Of course, a mobile-enabled music service needs music-savvy mobile devices capable of browsing and downloading music content at acceptable speeds. To that end, Nokia also announced four new entertainment- and music-focused handsets for the European market, expected to begin shipping later in 2007 with prices ranging from €225 to €560. The Nokia N81 and N81 8GB will offer dedicated music and gaming keys in addition to Nokia's stable of "multimedia computer" and smartphone functions. The Nokia N95 8GB will sport a five megapixel camera, GPS capability, HSPDA high-speed wireless access, and a mammoth (for a phone) 2.8-inch LCD display—and readers would be correct in assuming the N95 falls at the high end of the new handsets' price range, above. Finally, Nokia is introducing two new XpressMusic handsets, the 5310 and 5610. The slim 5310 sports a 2 megapixel camera, a 2-inch LCD screen, 4 GB of onboard memory (with another 4 GB available via microSD expansion), while the 5610 builds on those specs with a 2.2-inch LCD display, 3.2 megapixel camera, and longer battery life.

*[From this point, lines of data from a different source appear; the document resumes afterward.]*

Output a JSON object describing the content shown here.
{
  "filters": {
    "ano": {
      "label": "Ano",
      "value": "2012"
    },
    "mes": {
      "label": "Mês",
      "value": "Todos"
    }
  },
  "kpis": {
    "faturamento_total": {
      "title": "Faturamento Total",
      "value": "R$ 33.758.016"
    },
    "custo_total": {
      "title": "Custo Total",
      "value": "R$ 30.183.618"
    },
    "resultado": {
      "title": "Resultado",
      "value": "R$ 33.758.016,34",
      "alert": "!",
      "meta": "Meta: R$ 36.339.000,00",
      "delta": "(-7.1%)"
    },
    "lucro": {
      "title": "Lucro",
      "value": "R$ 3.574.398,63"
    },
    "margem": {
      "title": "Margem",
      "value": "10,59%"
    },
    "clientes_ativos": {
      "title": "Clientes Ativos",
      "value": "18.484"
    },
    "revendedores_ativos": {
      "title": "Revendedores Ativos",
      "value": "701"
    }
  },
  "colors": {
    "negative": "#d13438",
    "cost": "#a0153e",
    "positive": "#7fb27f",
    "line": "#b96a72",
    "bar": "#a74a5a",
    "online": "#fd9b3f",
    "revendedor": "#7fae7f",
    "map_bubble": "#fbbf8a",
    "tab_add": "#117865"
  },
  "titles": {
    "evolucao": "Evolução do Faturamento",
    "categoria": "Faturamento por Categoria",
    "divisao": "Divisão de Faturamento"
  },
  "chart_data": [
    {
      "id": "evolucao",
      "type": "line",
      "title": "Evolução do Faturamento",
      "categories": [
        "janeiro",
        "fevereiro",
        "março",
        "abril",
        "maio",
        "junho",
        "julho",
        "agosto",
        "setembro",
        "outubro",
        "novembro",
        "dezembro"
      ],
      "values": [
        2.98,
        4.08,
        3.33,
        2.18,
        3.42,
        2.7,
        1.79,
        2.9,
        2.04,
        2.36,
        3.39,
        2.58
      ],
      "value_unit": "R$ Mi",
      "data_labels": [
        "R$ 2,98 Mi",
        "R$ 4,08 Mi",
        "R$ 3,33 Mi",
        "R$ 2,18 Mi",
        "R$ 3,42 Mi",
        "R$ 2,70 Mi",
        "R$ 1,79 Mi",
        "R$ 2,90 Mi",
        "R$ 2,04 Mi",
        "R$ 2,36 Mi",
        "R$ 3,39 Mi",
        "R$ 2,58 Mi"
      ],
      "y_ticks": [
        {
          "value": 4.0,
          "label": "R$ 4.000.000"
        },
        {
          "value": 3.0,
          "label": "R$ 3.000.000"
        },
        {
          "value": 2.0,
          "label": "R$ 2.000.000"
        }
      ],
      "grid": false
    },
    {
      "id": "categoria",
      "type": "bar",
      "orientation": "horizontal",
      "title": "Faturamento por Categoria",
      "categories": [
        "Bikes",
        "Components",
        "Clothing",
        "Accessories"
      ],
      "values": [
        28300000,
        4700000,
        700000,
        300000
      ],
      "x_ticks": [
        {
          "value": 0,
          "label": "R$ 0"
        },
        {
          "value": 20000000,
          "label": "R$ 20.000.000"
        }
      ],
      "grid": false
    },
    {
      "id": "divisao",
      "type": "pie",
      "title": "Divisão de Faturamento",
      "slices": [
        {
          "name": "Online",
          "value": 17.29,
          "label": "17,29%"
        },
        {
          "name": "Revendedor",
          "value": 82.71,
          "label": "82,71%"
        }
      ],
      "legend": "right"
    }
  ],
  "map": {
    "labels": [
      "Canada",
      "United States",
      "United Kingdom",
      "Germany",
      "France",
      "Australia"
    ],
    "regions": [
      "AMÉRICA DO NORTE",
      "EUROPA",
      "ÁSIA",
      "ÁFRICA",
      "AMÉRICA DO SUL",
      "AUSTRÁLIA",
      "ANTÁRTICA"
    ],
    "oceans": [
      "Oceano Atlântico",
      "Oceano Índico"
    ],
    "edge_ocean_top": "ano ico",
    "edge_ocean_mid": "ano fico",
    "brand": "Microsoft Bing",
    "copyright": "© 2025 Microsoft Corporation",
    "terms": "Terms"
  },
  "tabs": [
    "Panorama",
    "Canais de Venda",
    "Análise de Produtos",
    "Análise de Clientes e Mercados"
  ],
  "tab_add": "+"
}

Nokia's Music Store—and associated media-centered handsets—may well find a foothold in the European and Asian markets, where high speed wireless networks are less fragmented than the North American market, and high-speed solutions like HSDPA are more practical. And even though Nokia is the world's largest handset maker, it's still looking to diversify its revenue sources as the mobile market matures: a solid content delivery business would be a good step in that direction. It remains to be seen whether Nokia will attempt to offer the services in the U.S. market, or will settle for merely partnering with U.S. carriers—which pretty much all run their own mobile music operations—to distribute North American versions of its media-centric handsets.